Shortest dessert story ever told. Not to mention the most ridiculously useful. Drizzle it while warm, and it becomes one swank glaze. Cool, scoop, roll, and behold: truffles. Whip it, watch it triple, and you've got devastatingly great frosting. All this I knew, and applied, often. What I didn't know was that ganache was my hot cocoa holy grail.
It seemed almost too good to be true. Actually, it seemed absolutely too good to be true. Seriously??
But with little to lose, we whipped up some ganache, snapping semisweet Ghiradelli bars (no chopping, no shards!) into a pool of hot, heavy cream. While the chocolate softened, we heated some milk, until wispy with steam and edged with guppy bubbles. A few whisks brought the ganache together, several spoonfuls of which were deployed into the hot milk. At which point, a feather would have laid me out flat: the ganache melted almost on impact, a few stirs—a few lazy stirs, very important detail, that—into this wildly promising, fragrant, intoxicating brew. It smelled fantastic. It tasted leagues better. My children lapped it up. I happy-danced.

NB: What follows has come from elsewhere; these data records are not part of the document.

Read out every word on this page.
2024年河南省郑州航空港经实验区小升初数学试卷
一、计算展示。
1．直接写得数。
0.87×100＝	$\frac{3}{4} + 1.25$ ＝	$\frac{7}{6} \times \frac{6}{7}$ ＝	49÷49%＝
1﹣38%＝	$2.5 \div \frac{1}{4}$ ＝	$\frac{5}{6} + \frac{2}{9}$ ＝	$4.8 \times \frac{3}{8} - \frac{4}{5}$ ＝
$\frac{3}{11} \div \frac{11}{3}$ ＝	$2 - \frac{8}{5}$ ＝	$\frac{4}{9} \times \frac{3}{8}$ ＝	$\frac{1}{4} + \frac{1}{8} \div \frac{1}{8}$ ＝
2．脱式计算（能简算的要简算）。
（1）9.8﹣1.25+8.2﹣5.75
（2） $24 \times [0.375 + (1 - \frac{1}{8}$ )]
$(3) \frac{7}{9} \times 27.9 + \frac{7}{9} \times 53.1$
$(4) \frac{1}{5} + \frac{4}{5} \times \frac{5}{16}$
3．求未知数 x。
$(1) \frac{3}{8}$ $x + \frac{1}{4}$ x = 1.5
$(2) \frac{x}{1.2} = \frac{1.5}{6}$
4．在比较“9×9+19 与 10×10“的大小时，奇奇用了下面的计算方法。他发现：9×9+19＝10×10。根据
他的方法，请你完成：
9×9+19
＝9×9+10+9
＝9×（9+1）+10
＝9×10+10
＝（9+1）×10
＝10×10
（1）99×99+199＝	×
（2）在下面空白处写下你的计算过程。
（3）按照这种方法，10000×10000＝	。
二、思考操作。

That was last spring. This is now. Some hundred-plus cups of hot chocolate later. Every few weeks, we whip up fresh ganache, a task any four year old can manage with aplomb. When cocoa time comes, I warm milk, scoop and stir. And shake my head again over its no-duh elegant simplicity. It's easier, faster, and less dusty than "instant", and so far above and beyond, I still can't stand it. It doesn't hurt that, nutritionally, it's not at all bad, besides. One good dollop of ganache in eight ounces of milk is, in my book, pretty darn respectable. Particularly when it doubles as a cure for frosty fingers, a balm for cold noses, a ballast against winter. Because even in the mild ones, one must keep cozy.
Everyday Hot Chocolate
inspired by Ashley at www.notwithoutsalt.com
Hot Chocolate Base (Ganache)
Yield: 2 generous cups ganache (enough for 2 dozen+ mugs of hot cocoa)
This makes a light ganache (1:1), scoop-able straight from the fridge. For firm truffles and heartier frostings, a 2:1 chocolate:cream ratio gives greater body and intensity. FYI.
1 1/2 cups heavy whipping cream (not ultra-pasteurized, if possible)
12 ounces semisweet chocolate (3 - 4 oz. bars)
Snap chocolate bars into a large, heat-proof bowl. Heat cream over medium, until the first bubble breaks, then remove from heat and pour over chocolate shards. Let sit 5 minutes, then whisk gently to combine, 1-2 minutes. Pour into jar, and refrigerate, up to 1 month.
To Make Hot Cocoa:
Heat milk (2% or whole), as much as you want, over medium heat, until steaming. (Alternatively, for one mug, microwave). Add ganache to hot milk: I use 1 heaping tablespoon per 8 ounces of milk, though there are those under my roof who argue 2 tablespoons are far superior. And no, I don't measure. Eyeball it. Stir ganache into hot milk until dissolved, 10-15 seconds, taste, and add more, if desired. Pour into mugs, top as desired (whipped cream, marshmallows), wrap fingers 'round, and give thanks for winter.